Breaking Up Is Hard To Do
Breaking Up Is Hard To Do
Conceived by Marsh Henderson and Gordon Greenberg
Book by Erik Jackson and Ben H Winters
Music by Neil Sedaka
Directed by Roy Alan
Musical Direction by Chris Leavy
Winter Park Playhouse, Winter Park FL</strong>
Write enough pop tunes, and you, too can create a juke box musical.

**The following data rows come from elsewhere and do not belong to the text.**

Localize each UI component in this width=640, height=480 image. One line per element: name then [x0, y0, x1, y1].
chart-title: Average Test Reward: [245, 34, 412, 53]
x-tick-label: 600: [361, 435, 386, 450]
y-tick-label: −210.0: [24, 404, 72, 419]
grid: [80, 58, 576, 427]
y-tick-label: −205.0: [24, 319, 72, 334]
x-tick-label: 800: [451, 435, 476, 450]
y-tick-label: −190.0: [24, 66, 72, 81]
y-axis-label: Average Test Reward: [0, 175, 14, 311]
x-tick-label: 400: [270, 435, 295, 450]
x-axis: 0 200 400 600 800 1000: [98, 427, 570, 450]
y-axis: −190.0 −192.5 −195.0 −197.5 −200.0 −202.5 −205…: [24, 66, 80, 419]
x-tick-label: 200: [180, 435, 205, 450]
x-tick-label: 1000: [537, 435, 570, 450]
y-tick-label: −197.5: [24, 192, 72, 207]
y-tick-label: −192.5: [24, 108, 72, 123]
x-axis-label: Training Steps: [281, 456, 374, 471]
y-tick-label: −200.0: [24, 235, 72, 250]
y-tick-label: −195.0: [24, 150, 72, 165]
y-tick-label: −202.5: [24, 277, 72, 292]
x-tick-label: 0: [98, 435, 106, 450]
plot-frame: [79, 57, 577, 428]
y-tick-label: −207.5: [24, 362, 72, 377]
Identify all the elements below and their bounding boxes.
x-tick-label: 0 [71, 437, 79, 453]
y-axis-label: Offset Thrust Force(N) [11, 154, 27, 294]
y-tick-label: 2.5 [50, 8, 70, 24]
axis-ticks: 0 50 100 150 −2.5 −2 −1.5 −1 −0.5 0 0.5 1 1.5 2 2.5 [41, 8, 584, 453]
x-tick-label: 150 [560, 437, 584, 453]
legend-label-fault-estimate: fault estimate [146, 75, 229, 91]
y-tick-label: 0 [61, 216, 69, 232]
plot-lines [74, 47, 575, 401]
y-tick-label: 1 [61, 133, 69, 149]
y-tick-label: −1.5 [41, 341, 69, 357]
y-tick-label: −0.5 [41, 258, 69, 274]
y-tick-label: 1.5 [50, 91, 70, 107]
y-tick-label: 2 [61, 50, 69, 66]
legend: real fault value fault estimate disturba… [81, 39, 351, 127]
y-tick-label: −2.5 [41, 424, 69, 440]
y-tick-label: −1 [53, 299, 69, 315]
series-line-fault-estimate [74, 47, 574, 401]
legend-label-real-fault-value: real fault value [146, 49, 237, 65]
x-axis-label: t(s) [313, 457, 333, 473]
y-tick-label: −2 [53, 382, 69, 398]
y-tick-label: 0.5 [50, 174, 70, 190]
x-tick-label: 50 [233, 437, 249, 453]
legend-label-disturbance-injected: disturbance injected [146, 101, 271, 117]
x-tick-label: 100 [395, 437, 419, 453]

There was some doubt in the cheap seats tonight as to whether Neil Sedaka had really written all these pop tunes, but he did either by himself or with more obscure co-authors back in his Brill Building days. The story is stock: Marge (Candace Neal) gets dumped at the altar; her best friend Lois (Noel-Marie Matson) drags her to the Catskills to cheer her up. That was where the honeymoon was scheduled, but no matter – in a musical heartache can be flushed away with a hot tune and some audience interaction. The pair meets rising star Del Delmonico (Robert Buchanan) and his nerdy song writing brother Gabe (Bert Rodriguez). Del gets a wrong idea about Marge’s connections, they fall in and out of love, and we learn you can always find a pop song lyric that matches your emotional state when you’re young. Later in life you need the stronger stuff, if Sedaka is a sugar high for young love, country music is the whiskey of later life. There’s a subplot as well, Emcee and comedian Harvey Feldman (Frank Siano) turns down the volume on his sport coat long enough to fall for Este Simowitz (Lourelene Snedeker) the widowed owner of the resort and saves her from bankruptcy and makes sure everyone has a date tomorrow night.
From the perfect power pop ballad of “Breakin’ Up Is Hard to Do” to the doo-wop drenched “Oh Carol!” to the proto-disco “Love Will Keep Us Together”, this show is full of the hits of our youth. Liberties are taken with arrangements, songs are fractured and reassembled to fit around the dialog and if you are in the front row or aisle you may be subject to on stage humiliation. No matter, when the songs connect hey really nail you; Louis and Marge’s “Were the Boys Are” takes on a deeper emotional resonance than it did in the movie, and Marge’s “Solitaire” is the best “I Want” song of the show. Mr. Siano reprises “Breaking up Is Hard to Do” Hora Style while Rodriguez pairs with Neil for a very cute “Laughter in the Rain.” “Stairway to Heaven” is on the play list, but it’s not the Zeppelin cover I was hoping for. But like all WPPH events, this happy and positive collection of music. How can you tell? They not only ask you to mute your cell phone, but request you don’t sing along with the cast. If you do, you’ll annoy the rest of us and there will be a strongly worded letter sent to Equity with your name on it.